En convoquant la place des animaux mal-aimés à travers ses fonds et notre histoire, la bibliothèque Armand Salacrou montre la diversité des collections, tout en explorant l’origine de notre délicat rapport aux animaux. L’exposition est visible du 2 mars au 29 juin.
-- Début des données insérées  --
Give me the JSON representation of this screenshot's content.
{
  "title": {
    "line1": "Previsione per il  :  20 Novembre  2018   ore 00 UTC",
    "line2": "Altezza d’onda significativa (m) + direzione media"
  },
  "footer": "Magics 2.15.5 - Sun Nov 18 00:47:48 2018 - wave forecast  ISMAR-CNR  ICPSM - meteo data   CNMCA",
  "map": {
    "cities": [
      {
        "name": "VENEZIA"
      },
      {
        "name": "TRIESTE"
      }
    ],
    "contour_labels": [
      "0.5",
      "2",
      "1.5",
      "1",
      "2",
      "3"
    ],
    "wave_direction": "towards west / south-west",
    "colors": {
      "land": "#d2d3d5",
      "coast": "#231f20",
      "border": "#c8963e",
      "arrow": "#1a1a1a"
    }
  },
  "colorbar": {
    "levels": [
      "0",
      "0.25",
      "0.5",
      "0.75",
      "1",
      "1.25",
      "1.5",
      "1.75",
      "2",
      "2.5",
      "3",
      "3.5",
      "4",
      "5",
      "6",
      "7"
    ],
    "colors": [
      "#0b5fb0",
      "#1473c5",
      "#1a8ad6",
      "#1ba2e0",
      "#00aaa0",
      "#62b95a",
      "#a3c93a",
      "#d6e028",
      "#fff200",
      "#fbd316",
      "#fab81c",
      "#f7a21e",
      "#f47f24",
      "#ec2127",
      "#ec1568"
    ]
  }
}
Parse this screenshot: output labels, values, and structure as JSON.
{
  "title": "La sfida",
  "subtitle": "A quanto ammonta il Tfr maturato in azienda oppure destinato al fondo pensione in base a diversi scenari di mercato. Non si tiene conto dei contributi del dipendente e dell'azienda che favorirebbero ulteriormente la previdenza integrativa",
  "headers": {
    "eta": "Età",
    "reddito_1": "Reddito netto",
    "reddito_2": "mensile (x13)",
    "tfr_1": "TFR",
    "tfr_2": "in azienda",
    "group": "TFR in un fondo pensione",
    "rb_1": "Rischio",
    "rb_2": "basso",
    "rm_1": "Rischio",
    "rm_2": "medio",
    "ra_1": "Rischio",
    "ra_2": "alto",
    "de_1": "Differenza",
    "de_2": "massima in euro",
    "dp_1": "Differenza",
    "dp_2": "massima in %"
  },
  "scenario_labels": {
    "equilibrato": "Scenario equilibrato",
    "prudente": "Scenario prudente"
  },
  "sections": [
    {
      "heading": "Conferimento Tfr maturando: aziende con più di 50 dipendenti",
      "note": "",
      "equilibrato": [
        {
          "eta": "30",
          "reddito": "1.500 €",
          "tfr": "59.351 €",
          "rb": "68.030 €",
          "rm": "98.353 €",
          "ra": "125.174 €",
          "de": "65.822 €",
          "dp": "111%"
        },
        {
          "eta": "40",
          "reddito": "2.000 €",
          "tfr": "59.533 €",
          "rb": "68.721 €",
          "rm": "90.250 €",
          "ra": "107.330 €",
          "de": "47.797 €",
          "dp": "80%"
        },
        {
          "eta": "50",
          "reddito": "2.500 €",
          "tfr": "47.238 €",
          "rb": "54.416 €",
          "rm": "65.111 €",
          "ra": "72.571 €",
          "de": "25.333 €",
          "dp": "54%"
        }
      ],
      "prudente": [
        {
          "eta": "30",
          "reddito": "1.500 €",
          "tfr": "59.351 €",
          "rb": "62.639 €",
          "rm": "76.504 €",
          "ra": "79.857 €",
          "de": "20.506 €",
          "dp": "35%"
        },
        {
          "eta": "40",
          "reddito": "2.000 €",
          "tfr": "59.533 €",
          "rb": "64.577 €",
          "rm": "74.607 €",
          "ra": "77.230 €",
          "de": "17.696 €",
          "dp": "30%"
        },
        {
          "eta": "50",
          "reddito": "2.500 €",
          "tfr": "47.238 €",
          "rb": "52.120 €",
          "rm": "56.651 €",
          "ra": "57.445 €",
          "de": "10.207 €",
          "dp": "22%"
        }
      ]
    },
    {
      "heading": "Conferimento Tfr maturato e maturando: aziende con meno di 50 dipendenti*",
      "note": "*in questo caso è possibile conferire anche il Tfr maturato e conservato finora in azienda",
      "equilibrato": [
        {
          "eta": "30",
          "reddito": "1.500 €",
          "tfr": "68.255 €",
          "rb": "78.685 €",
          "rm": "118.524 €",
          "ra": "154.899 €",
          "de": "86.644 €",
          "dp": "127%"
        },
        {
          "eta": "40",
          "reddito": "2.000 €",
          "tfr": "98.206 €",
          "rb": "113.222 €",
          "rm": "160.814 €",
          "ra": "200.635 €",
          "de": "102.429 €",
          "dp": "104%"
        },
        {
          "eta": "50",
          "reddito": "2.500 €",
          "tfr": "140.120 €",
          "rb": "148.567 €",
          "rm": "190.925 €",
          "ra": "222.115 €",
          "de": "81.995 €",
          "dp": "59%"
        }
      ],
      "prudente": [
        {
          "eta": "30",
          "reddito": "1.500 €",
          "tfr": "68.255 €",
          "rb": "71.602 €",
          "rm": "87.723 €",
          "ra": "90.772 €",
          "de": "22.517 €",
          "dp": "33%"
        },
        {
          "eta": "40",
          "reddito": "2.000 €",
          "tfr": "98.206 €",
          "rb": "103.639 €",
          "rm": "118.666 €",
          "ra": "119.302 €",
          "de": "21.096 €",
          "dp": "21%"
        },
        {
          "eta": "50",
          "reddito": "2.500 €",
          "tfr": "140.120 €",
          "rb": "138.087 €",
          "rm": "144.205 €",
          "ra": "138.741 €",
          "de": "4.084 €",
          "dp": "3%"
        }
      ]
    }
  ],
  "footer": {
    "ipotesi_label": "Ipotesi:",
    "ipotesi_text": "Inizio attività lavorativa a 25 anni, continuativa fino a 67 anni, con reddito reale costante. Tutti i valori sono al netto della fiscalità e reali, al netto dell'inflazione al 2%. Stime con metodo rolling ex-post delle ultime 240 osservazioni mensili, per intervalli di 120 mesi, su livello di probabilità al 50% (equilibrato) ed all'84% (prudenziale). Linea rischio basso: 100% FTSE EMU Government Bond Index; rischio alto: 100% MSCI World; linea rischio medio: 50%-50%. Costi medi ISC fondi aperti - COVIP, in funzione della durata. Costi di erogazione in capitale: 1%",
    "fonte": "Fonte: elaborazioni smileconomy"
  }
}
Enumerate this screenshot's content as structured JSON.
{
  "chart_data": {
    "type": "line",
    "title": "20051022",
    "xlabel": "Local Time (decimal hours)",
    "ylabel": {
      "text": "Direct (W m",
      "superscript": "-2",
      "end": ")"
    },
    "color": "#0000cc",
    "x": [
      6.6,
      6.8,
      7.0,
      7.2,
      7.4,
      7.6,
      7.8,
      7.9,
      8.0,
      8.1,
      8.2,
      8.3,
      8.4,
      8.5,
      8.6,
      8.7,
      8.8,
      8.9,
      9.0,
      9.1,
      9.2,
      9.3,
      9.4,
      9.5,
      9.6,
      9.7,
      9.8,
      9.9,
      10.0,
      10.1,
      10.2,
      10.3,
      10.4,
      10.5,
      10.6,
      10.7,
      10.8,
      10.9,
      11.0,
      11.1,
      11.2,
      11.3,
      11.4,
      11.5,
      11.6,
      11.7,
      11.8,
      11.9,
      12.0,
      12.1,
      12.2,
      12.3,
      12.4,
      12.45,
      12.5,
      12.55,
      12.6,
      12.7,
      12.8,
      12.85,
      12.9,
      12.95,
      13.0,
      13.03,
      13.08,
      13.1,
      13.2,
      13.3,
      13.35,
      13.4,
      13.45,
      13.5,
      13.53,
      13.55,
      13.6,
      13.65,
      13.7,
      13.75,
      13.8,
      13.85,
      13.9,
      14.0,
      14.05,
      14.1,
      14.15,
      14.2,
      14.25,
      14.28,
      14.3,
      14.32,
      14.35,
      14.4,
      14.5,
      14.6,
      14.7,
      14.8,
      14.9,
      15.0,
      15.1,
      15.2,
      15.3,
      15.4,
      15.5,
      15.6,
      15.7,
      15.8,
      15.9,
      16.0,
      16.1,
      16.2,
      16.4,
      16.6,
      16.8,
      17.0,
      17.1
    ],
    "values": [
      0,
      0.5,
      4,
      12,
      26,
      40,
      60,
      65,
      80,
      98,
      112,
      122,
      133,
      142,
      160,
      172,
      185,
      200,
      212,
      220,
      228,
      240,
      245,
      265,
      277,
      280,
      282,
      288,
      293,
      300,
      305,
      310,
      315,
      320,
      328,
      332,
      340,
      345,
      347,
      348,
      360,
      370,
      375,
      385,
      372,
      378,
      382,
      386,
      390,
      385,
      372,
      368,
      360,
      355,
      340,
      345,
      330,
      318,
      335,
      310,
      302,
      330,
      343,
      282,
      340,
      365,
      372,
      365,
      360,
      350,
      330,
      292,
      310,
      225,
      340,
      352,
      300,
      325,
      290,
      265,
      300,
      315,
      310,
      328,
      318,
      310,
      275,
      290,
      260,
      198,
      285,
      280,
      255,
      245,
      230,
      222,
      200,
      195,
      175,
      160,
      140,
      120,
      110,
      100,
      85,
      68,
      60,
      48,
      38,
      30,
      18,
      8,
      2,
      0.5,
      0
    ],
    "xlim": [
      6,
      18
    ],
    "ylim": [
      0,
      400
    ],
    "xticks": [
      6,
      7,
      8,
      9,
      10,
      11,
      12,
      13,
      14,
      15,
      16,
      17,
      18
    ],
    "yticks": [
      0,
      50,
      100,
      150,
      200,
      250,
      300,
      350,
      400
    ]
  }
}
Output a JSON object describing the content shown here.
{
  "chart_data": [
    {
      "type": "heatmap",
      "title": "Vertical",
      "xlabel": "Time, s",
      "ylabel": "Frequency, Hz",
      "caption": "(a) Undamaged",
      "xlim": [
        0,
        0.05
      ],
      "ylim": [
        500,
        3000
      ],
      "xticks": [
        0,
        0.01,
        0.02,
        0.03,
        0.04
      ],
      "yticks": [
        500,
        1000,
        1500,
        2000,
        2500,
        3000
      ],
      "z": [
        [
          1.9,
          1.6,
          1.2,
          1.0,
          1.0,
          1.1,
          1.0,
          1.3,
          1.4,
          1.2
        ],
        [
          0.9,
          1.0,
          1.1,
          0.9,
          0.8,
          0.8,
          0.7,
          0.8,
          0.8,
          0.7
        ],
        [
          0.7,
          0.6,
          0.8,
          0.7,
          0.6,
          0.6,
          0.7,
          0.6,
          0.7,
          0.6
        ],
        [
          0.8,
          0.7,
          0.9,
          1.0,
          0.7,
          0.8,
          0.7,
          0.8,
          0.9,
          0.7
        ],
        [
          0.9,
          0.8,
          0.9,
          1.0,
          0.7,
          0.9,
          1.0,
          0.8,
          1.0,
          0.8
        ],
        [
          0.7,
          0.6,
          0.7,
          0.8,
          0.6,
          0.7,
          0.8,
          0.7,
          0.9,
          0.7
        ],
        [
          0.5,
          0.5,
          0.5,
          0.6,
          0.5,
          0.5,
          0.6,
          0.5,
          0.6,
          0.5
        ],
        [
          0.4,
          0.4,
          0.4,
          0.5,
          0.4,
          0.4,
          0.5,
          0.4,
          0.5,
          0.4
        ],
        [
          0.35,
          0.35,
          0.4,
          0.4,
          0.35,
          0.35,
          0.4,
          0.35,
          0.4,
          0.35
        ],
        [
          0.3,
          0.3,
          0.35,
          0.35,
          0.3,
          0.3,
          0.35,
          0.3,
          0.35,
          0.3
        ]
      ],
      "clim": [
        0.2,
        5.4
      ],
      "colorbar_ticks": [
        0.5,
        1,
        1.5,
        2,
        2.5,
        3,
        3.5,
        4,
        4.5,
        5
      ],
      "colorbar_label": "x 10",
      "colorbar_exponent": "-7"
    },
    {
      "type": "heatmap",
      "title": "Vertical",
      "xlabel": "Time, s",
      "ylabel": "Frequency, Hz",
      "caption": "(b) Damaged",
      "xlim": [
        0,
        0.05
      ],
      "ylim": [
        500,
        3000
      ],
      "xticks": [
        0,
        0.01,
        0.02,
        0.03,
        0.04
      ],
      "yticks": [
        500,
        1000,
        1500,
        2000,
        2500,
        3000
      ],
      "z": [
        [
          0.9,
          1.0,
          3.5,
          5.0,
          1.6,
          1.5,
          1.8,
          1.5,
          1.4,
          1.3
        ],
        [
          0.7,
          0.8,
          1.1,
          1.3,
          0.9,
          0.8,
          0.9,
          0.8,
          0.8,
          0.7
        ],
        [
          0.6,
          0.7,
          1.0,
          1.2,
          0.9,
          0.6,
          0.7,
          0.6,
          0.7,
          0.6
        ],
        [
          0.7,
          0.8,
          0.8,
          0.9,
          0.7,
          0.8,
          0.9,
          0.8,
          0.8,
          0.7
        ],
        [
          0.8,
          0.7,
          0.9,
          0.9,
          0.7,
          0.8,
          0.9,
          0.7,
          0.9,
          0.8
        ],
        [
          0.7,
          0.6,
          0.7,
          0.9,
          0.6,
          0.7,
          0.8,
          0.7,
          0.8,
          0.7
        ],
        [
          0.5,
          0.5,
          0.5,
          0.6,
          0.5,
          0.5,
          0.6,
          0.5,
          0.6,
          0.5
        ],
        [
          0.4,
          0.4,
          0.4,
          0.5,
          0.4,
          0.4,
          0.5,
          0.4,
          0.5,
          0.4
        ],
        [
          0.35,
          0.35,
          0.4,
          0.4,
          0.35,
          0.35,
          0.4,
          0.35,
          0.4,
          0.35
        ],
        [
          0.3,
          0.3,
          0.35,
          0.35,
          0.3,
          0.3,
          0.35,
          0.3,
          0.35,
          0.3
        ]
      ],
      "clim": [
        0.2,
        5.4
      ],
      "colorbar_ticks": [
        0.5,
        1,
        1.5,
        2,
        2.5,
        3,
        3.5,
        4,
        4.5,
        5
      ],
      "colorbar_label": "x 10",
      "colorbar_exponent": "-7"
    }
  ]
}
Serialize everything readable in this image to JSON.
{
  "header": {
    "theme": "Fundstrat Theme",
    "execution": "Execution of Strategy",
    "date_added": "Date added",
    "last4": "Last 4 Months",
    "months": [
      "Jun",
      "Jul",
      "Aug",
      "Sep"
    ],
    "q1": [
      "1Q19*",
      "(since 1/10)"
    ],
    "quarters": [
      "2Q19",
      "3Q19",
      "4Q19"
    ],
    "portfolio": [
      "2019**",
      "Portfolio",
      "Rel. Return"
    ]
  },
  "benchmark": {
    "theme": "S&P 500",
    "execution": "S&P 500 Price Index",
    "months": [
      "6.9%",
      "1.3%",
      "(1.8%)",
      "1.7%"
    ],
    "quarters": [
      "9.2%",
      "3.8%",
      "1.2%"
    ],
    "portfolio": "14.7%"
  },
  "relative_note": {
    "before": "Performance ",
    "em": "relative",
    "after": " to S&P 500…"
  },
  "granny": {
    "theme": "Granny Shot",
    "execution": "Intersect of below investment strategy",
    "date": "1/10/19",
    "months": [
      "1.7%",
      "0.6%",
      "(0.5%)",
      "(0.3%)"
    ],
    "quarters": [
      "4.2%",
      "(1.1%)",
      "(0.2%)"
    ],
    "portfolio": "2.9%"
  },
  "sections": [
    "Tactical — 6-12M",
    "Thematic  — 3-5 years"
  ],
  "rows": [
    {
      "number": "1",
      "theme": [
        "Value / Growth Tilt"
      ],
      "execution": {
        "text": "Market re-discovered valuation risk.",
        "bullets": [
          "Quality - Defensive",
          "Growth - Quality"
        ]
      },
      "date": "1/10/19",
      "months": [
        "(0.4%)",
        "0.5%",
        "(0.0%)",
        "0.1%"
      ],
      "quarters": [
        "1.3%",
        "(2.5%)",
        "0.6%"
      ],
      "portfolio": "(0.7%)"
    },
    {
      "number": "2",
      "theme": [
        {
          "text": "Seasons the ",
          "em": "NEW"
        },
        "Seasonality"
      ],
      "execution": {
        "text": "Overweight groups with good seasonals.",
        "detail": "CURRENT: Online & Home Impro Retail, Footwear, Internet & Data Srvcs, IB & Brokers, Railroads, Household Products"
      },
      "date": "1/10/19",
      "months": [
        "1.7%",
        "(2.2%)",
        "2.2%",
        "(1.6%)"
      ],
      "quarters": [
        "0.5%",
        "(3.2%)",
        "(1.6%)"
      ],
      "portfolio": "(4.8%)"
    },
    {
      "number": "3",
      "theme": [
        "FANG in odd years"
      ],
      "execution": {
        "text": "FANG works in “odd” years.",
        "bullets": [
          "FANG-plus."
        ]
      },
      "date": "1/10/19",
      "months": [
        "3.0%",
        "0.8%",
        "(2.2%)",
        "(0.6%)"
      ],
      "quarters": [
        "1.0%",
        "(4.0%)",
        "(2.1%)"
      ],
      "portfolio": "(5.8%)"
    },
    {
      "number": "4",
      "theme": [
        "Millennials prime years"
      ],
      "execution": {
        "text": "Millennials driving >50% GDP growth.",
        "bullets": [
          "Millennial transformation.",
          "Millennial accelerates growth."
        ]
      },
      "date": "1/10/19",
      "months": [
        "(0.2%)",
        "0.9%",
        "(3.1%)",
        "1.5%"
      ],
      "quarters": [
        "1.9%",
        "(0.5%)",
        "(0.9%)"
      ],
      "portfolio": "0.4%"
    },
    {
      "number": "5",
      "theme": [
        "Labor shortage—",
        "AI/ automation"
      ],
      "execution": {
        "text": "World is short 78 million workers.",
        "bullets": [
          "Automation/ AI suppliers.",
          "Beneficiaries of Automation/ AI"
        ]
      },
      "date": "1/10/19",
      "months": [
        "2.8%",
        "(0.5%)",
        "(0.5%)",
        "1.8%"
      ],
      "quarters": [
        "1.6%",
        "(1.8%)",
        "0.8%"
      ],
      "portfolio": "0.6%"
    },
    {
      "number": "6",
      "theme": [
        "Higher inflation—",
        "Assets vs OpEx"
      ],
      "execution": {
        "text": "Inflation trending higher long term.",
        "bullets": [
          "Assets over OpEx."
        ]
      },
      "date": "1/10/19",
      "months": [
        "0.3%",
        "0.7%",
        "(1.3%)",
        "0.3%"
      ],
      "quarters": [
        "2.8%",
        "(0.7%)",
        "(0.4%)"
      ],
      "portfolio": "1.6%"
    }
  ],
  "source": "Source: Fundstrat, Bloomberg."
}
Parler des animaux n’est-il pas plus indiqué en muséum qu’en bibliothèque ? À bien y regarder, les bêtes sont présentes partout dans la littérature, les sciences, l’Histoire, les recettes, les illustrations et, bien sûr, les armoiries. L’exposition « Sales Bêtes ! Animaux mal-aimés en bibliothèque » n’apporte pas seulement une explication à la présence troublante d’une salamandre et deux léopards sur le blason du Havre… On y apprend aussi, par exemple, pourquoi l’on décrit les amoureux des livres comme des « rats de bibliothèque ».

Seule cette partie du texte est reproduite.